Jules Verne

Mille pensées se croisaient dans son esprit. Il n'y avait pas de doute maintenant sur la présence du baron de Gortz dans le burg, puisque la Stilla y était séquestrée... Ce ne pouvait être que lui qui était là... La Stilla vivante !... Mais comment Franz parviendrait-il jusqu'à elle ?... Comment arriverait-il à l'entraîner hors du château ?... Il ne savait, mais il fallait que ce fût... et cela serait... Les obstacles que n'avait pu vaincre Nic Deck, il les vaincrait... Ce n'était pas la curiosité qui le poussait au milieu de ces ruines, c'était la passion, c'était son amour pour cette femme qu'il retrouvait vivante, oui ! vivante !... après avoir cru qu'elle était morte, et il l'arracherait à Rodolphe de Gortz !

A la vérité, Franz s'était dit qu'il ne pourrait avoir accès que par la courtine du sud, où s'ouvrait la poterne à laquelle aboutissait le pont-levis. Aussi, comprenant qu'il n'y avait pas à tenter d'escalader ces hautes murailles, continua-t-il de longer la crête du plateau d'Orgall, dès qu'il eut tourné l'angle du bastion.

De jour, cela n'eût point offert de difficultés. En pleine nuit, la lune n'étant pas encore levée -- une nuit épaissie par ces brumes qui se condensent entre les montagnes -- c'était plus que hasardeux. Au danger des faux pas, au danger d'une chute jusqu'au fond du fossé, se joignait celui de heurter les roches et d'en provoquer peut-être l'éboulement.

Franz allait toujours, cependant, serrant d'aussi près que possible les zigzags de la contrescarpe, tâtant de la main et du pied, afin de s'assurer qu'il ne s'en éloignait pas.
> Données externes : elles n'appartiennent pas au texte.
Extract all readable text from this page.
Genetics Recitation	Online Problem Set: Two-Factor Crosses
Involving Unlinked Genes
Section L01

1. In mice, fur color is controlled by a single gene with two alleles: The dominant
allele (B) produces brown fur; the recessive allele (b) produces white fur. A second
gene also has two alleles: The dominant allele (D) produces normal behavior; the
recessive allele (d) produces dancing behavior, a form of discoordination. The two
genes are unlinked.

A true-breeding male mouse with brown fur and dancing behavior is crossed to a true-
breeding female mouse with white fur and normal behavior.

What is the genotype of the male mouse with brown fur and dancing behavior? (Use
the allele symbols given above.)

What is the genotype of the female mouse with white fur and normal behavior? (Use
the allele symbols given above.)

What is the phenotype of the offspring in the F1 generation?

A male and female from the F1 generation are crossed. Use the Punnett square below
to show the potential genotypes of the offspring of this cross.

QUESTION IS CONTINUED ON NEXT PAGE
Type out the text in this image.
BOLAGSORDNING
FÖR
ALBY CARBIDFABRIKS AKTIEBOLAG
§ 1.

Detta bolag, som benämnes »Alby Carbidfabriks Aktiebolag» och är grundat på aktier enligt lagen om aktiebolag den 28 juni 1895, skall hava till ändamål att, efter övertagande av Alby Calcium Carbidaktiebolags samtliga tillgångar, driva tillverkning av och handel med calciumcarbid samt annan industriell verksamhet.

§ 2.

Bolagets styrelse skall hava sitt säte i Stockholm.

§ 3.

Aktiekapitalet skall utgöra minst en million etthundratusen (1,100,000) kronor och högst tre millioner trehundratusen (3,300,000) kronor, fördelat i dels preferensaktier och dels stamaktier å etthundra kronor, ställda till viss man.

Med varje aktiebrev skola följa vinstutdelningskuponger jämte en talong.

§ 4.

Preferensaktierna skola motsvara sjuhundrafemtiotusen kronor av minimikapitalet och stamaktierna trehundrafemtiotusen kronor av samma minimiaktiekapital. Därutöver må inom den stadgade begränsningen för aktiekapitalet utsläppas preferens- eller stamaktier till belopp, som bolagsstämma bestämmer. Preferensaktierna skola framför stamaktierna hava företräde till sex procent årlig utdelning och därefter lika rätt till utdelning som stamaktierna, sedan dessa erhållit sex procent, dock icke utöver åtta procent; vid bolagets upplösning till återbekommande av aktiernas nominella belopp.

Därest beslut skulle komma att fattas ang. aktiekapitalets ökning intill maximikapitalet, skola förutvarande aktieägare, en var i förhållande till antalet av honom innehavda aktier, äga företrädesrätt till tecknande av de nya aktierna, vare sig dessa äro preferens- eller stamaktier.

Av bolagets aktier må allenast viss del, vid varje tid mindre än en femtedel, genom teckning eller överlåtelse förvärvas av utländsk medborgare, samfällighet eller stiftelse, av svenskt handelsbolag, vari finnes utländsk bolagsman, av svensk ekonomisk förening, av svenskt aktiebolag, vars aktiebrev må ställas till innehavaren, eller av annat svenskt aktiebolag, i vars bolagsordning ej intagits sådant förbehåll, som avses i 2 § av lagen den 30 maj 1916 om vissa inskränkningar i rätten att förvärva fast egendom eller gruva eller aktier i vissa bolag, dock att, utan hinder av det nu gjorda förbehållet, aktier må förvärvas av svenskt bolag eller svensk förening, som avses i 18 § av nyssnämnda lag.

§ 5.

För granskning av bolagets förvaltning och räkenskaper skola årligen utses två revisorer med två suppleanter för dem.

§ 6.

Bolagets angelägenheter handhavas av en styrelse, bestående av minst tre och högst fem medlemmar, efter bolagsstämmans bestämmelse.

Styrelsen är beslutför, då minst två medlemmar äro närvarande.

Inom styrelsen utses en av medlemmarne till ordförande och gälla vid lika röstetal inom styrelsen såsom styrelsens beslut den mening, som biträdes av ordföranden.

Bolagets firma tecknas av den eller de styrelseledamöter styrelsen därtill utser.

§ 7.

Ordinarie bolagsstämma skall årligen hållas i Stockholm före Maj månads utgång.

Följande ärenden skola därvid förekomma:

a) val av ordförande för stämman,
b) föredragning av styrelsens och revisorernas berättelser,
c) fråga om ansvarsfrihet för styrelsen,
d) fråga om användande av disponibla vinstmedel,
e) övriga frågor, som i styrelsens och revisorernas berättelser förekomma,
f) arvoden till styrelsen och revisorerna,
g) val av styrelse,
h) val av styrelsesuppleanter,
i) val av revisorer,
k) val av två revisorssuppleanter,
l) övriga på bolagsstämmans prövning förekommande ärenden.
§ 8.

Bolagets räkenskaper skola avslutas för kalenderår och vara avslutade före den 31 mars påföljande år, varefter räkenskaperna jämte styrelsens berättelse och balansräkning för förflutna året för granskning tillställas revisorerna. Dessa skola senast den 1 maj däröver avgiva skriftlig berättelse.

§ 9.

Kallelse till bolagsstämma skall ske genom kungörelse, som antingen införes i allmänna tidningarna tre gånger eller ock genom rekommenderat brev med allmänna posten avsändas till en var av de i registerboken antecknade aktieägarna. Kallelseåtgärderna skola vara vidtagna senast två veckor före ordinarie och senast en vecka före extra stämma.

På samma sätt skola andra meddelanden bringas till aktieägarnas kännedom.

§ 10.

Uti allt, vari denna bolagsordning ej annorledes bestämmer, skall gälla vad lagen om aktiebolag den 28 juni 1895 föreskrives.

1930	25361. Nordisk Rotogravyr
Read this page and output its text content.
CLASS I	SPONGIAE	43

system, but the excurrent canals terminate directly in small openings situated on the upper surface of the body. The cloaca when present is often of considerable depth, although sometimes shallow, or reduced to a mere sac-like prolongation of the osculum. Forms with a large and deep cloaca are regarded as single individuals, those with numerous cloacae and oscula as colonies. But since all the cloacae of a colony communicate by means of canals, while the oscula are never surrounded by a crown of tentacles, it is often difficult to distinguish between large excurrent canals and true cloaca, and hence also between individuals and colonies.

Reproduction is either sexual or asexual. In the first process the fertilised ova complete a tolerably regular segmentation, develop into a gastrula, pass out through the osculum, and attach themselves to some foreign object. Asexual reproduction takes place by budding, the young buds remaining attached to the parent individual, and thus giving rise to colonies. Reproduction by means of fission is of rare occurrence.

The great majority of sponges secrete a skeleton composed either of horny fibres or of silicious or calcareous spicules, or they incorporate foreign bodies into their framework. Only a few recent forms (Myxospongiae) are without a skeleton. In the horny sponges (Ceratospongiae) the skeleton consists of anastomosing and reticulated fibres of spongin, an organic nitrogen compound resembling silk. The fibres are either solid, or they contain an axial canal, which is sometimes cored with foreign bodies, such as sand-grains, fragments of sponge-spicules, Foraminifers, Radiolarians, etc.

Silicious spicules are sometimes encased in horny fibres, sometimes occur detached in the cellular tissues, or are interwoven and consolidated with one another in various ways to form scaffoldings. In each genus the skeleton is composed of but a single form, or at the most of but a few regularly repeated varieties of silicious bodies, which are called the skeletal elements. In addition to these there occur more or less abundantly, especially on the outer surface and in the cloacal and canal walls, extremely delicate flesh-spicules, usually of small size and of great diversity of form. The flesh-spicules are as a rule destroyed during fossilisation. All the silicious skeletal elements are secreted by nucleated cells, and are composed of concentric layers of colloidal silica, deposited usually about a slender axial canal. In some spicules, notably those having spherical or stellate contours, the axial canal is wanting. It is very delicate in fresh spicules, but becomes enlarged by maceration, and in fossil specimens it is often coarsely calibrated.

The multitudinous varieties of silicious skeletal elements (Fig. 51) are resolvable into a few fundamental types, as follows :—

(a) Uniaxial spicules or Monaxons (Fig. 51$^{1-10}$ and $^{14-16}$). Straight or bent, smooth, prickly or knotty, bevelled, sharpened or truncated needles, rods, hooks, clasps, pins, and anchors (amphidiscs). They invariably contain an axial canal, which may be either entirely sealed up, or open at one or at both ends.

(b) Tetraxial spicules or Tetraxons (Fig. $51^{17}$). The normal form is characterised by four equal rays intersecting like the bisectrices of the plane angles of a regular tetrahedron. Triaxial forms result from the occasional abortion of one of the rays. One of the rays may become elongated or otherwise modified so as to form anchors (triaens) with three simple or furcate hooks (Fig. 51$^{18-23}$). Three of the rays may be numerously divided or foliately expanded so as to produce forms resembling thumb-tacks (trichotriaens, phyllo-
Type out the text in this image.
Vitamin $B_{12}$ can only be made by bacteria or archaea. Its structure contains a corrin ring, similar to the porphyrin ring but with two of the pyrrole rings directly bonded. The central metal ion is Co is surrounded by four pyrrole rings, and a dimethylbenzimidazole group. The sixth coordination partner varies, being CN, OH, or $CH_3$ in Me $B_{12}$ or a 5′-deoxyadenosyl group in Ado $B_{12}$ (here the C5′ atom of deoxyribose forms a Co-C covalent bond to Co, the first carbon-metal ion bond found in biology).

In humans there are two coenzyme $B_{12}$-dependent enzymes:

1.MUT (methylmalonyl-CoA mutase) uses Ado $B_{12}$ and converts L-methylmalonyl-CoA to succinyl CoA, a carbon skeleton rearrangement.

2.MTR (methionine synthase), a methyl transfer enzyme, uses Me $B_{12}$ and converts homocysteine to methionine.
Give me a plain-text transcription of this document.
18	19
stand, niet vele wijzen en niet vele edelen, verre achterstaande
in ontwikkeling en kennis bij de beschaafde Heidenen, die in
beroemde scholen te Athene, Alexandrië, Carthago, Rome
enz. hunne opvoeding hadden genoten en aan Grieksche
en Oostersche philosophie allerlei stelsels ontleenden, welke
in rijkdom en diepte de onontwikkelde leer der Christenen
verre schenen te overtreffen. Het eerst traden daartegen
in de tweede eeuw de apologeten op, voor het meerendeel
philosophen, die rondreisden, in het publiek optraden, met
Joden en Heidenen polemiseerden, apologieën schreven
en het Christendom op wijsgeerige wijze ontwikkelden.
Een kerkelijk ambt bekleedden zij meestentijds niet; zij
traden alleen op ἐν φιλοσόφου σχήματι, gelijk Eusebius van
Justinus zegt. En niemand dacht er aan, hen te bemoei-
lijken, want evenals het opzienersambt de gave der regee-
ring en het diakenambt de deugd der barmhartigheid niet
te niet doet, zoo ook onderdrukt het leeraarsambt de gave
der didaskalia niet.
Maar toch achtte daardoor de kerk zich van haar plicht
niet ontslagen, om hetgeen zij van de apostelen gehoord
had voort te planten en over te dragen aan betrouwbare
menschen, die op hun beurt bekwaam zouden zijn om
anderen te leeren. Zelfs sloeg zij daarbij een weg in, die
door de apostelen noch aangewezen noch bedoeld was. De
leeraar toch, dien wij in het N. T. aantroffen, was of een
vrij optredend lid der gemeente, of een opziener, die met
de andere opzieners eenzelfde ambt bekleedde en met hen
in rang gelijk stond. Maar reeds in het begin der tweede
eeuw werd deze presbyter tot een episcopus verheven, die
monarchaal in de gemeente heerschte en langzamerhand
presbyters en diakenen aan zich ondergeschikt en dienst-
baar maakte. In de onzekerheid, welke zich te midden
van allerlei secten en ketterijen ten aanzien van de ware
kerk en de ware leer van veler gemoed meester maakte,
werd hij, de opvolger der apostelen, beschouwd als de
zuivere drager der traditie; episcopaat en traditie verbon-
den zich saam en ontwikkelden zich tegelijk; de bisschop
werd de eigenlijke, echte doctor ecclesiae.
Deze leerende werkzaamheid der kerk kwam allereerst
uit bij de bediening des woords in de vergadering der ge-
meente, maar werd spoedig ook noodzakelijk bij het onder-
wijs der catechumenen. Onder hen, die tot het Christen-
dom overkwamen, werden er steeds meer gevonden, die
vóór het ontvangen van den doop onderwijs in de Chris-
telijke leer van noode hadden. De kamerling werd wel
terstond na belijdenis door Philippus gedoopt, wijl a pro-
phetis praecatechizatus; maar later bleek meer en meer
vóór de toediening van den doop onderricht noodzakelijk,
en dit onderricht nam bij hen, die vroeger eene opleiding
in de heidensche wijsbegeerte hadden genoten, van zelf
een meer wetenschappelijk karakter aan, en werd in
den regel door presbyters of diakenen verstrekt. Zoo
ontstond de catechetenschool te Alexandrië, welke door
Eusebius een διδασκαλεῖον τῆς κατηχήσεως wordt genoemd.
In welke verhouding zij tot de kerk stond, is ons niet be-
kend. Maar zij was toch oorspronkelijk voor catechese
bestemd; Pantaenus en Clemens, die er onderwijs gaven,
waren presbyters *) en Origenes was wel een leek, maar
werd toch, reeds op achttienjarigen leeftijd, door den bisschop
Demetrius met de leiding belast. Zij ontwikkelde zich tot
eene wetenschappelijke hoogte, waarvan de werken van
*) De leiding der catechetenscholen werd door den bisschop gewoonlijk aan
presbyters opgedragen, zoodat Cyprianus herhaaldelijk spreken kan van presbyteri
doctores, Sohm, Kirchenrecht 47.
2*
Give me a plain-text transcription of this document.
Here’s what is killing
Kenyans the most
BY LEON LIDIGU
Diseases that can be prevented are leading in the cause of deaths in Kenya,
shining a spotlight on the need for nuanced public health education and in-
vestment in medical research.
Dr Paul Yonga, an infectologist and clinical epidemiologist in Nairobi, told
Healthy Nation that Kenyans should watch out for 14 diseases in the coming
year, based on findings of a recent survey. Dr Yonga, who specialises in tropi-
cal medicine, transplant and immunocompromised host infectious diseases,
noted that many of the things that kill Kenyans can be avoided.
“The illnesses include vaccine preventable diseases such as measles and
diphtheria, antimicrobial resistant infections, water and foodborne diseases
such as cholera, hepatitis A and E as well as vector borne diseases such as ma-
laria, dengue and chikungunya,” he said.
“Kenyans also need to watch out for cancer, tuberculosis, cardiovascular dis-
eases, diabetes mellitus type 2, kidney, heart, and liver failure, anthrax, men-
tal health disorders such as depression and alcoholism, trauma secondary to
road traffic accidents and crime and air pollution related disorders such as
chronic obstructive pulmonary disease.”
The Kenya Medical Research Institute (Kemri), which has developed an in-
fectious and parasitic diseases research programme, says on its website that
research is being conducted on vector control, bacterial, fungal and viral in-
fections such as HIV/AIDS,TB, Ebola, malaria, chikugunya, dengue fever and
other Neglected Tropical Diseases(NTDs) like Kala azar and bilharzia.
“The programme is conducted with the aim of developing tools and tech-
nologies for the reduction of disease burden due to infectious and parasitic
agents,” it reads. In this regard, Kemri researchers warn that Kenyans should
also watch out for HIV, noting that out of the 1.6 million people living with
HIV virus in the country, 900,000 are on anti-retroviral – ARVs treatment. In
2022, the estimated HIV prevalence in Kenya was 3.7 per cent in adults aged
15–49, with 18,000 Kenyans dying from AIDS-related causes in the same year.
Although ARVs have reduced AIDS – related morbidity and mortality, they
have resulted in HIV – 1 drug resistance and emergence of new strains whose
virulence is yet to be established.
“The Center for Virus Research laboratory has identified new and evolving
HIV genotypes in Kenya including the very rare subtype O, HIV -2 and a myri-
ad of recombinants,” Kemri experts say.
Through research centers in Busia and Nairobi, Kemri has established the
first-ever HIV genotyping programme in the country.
Soutenu par une force surhumaine, il se sentait en outre guidé par un extraordinaire instinct qui ne pouvait le tromper.

Au-delà du bastion se développait la courtine du sud, celle avec laquelle le pont-levis établissait une communication, lorsqu'il n'était pas relevé contre la poterne.

A partir de ce bastion, les obstacles semblèrent se multiplier. Entre les énormes rocs qui hérissaient le plateau, suivre la contrescarpe n'était plus praticable, et il fallait s'en éloigner. Que l'on se figure un homme cherchant à se reconnaître au milieu d'un champ de Carnac, dont les dolmens et les menhirs seraient disposés sans ordre. Et pas un repère pour se diriger, pas une lueur dans la sombre nuit, qui voilait jusqu'au faîte du donjon central !

Franz allait pourtant, se hissant ici sur un bloc énorme qui lui fermait tout passage, là rampant entre les roches, ses mains déchirées aux chardons et aux broussailles, sa tête. effleurée par des couples d'orfraies, qui s'enfuyaient en jetant leur horrible cri de crécelle.

Ah ! pourquoi la cloche de la vieille chapelle ne sonnait-elle pas alors comme elle avait sonné pour Nie Deck et le docteur ? Pourquoi cette lumière intense qui les avait enveloppés ne s'allumait-elle pas au-dessus des créneaux du donjon ? Il eût marché vers ce son, il eût marché vers cette lueur, comme le marin sur les sifflements d'une sirène d'alarme ou les éclats d'un phare !

Non !... Rien que la profonde nuit limitant la portée de son regard à quelques pas.

Cela dura près d'une heure. A la déclivité du sol qui se prononçait sur sa gauche, Franz sentait qu'il s'était égaré. Ou bien avait-il descendu plus bas que la poterne ? Peut-être s'était-il avancé au-delà du pont-levis ?

Il s'arrêta, frappant du pied, se tordant les mains. De quel côté devait-il se diriger ? Quelle rage le prit à la pensée qu'il serait obligé d'attendre le jour !... Mais alors il serait vu des gens du burg... il ne pourrait les surprendre... Rodolphe de Gortz se tiendrait sur ses gardes...

C'était la nuit, c'était dès cette nuit même qu'il importait de pénétrer dans l'enceinte, et Franz ne parvenait pas à s'orienter au milieu de ces ténèbres !

Un cri lui échappa... un cri de désespoir.

« Stilla... s'écria-t-il, ma Stilla !... »

En était-il à penser que la prisonnière pût l'entendre, qu'elle pût lui répondre ?...

Et, pourtant, à vingt reprises, il jeta ce nom que lui renvoyèrent les échos du Plesa.

Soudain les yeux de Franz furent impressionnés.